Honestly, I did not feel the lengthy trek so much because of the company of these cool guys. Everyone's energetic too.. everything went on smoothly... :)
The bubbly group!  (Photo credit: Jane Lim)
These were ones that delighted me too.. Thank God for a very favorable weather that we've seen clearly the 360-degree view from the summit and of course these neighboring mountains! :)

Cinco Picos on my rightmost and then to my nearest right is Mt. Dayungan
(Photo credit: Jane Lim)

So this is Mt. Samat in Bataan! :) Wow! perfectly lonesome yet it brings a breathtaking view

Mt. Mariveles Range was full of beautiful clouds on top of the peaks

What also amused me are these stuff in such mountain:

Yellowish brown rocks with a touch of choco hehehe

red orange soil during the start of our traverse after descending from summit

Violet something!

Greeny Rocks

Herbal drink, anyone?
According to Kuya (a good Aeta local guide), this one may be boiled to make a herbal drink (or tea?)  :) I can't remember if he was referring specifically to Koreans
on my back is Mt. Nagsasa and the Nagsasa Cove
 (Photo credit: Jane Lim)

We intended not to push through with Nagsasa. We even didn't mind tiring ourselves for something we've been already amazed. We might also be catching ourselves trekking after nightfall so we chose to go straight via Bira-bira trail.
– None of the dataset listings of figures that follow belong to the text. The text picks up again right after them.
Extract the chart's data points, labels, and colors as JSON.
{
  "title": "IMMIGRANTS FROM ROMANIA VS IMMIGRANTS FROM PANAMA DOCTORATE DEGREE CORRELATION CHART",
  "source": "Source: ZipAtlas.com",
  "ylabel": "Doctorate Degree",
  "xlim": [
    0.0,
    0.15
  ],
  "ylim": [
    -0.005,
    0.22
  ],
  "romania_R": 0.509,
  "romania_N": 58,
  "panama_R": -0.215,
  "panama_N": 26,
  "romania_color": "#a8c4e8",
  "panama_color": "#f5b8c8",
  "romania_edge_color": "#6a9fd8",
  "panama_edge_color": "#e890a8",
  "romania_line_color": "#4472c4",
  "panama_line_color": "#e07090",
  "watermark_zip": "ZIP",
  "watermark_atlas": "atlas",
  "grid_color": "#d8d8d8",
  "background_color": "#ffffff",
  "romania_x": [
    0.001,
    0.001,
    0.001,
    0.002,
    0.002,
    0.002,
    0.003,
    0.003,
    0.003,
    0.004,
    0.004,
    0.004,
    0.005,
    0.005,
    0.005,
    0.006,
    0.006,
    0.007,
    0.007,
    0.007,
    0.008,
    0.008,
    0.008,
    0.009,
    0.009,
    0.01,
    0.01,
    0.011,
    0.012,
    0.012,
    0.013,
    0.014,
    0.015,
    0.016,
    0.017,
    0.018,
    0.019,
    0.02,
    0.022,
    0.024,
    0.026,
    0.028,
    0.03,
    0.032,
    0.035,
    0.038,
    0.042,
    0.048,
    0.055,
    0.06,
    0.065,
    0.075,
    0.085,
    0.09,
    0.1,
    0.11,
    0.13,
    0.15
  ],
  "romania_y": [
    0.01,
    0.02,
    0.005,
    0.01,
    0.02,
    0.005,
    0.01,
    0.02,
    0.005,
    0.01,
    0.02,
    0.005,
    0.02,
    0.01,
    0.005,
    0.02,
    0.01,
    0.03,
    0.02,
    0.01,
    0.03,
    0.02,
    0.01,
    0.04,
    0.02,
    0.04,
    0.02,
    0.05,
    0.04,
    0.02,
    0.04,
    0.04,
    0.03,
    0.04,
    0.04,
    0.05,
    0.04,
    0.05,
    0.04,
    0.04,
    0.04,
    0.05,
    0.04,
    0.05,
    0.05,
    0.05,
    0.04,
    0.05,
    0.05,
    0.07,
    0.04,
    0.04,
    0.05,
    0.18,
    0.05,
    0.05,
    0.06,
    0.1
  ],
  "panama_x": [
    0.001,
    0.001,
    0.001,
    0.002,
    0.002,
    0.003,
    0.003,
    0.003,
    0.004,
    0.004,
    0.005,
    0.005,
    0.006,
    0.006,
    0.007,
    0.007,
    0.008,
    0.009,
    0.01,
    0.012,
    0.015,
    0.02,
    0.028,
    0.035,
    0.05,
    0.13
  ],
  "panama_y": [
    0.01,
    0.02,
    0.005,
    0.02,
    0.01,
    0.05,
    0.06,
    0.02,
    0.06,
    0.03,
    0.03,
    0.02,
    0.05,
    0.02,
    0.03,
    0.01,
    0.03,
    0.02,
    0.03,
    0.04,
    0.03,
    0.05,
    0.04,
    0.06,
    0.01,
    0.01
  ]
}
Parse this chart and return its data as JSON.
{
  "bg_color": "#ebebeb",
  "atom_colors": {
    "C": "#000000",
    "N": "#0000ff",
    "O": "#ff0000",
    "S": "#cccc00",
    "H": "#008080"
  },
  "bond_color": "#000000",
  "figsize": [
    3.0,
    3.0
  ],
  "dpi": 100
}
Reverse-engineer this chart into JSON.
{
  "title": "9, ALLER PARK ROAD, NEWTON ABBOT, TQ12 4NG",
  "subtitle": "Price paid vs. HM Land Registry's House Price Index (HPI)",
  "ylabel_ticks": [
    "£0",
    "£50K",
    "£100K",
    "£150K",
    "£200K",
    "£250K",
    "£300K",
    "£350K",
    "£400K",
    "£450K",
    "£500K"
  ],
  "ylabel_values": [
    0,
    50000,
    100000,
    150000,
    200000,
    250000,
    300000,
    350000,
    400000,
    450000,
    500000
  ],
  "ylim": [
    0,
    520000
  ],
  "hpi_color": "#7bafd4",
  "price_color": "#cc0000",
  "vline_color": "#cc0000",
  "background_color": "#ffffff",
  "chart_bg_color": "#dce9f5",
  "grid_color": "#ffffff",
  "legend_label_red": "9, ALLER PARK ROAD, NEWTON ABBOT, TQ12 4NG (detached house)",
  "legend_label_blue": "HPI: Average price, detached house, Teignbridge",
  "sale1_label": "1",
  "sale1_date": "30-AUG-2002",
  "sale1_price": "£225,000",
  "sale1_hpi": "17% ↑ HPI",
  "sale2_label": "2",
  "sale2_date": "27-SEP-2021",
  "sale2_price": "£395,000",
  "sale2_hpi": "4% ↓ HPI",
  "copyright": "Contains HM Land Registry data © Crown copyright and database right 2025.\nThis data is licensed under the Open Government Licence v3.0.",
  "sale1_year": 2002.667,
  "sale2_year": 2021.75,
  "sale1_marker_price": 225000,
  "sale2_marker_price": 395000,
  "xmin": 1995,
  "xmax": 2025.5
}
Or I guess, we must have done it should we had an overnight climb instead.

uh-oh. be careful, dear!
There was a portion that extra care must be given during the descent. A little technical is the way to Bira-bira. We were able to get back to the jump off point in Sitio Cawag by almost 5pm.

More info just for you ---->

Estimated Budget: Php1200, inclusive of the following
>Transpo (Bus, Rented Jeep or Trike (Manila to Olongapo to JOP to Olongapo to Manila)
>Reg Fee
>Guide Fee

ITINERARY (our original itinerary which includes passing through Nagsasa)

Day 0 Saturday

2000 ETD to Olongapo

Day 1 Sunday

0200 ETA Olongapo/Breakfast/Buy Provisions or Packed Lunch
0300 ETD to Sitio Cawag
0330 Register at Police Station in Subic/Take Trike
0400 ETA Sitio Cawag/Register/Arrange guides
0430 Start Trek to Mt. Balingkilat
0630 Kawayanan/WaterSource
0645 Resume Trek
0900 ETA Balingkilat Summit/Take Pictures
0930 Start Descend
1230 ETA Nagsasa Cove/Lunch/Take Rest
1300 Start Trek to Mt. Bira-Bira
1600 ETA Sito Cawag/Washup
1700 ETD to Subic/Take Trike to Subic
1800 ETA Subic/ETD Take Bus or Jeep bound to Olongapo
1845 ETA Olongapo/ Take bus bound to manila
2200 ETA Manila

*Important Note:

If you are going on any beachineering or mountaineering activities in this area, make sure to properly register yourselves at the barangay with the knowledge of the chieftain. I am raising this matter after learning from the chieftain himself that a weekend prior to our climb (when Typhoon Gorio hit the country), a certain group got stranded and floating with their boat stumbled and since they were not registered, no immediate rescue has been made.